CALGARY - Bold plans to bring nuclear power to northern Alberta were unveiled Tuesday, but just exactly who'll be using most of the megawatts remained a mystery even to many in the oilpatch.

It's assumed that Energy Alberta Corp.'s proposed $6.2-billion project to put a Candu twin reactor in the sparsely populated Peace River area in the province's northwestern corner is all about the oilsands, which require an immense amount of energy to squeeze oil from the ground.

The company and its partners said Tuesday that about 70 per cent of the 2,200 megawatts of electricity will be going to "one large, industrial off-taker" but declined to name names.

"At this time we're not going to discuss those arrangements," said Dale Coffin, spokesman for Atomic Energy of Canada Ltd., which is teaming up with Energy Alberta to build Canada's first new nuclear power in nearly 25 years.

"We want to get through this first application and then we will, in due course, talk about the off-taker and what the plans are there."

The Peace River oilsands deposit is much smaller than the main Athabasca deposit to the east that includes the oilsands city of Fort McMurray. And the Peace River reserve are often viewed as far more challenging to access.

But in recent years, energy companies have cast a keener gaze on the Peace region - particularly international giant Royal Dutch Shell (NYSE:RDS), which gained full control of Shell Canada earlier this year.

Yet while Shell currently has regulatory applications in the works to more than quadruple its production from the Peace River oilsands by 100,000 barrels per day, the company said Tuesday it had no intention of using nuclear energy to make oil.

"We are not currently pursuing nuclear energy as an energy option in the oilsands," Shell's oilsands spokeswoman, Janet Annesley, said Tuesday from Calgary.

Industry insiders said most of the vast new oilsands projects in the queue over the next decade or more include their own co-generation power plants and therefore wouldn't need nuclear.

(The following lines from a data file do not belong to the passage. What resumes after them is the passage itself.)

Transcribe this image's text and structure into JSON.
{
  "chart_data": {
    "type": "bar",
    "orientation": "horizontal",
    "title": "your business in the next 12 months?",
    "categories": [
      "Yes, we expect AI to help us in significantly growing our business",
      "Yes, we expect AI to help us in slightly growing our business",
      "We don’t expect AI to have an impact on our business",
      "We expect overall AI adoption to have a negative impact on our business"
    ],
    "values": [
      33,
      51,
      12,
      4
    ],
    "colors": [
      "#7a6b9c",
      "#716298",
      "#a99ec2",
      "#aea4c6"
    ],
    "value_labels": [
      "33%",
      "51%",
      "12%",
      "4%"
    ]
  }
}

Greg Stringham, vice-president of markets for the Canadian Association of Petroleum Producers, said most of the plants envision using natural gas, gassification or even burning some of the bitumen extracted from the oilsands.

"And that generates the steam and the power and the hydrogen and so it fits nicely with the process they're using," he said. "And most of those are net exporters of electricity, so they're not looking to be big consumers."

Stringham said most of the oilsands projects forecast out to 2020 are using variations of current technologies to extract bitumen deposits located deep underground.

Steven Paget, an oilsands analyst with First Energy Capital Corp. in Calgary agreed.

"Typically, power is part of the package."

But Paget also said the power could be shipped by transmission lines to meet the far greater demands of the Athabasca region.

Ally Sutherland, spokeswoman for the Alberta Electric System Operator, which manages the province's power grid, said the province could use all the new power generation that could come from Energy Alberta's nuclear aspirations.

And she said no large industrial customers in the province have mentioned plans to leave the grid in favour of their own, private supply of nuclear energy.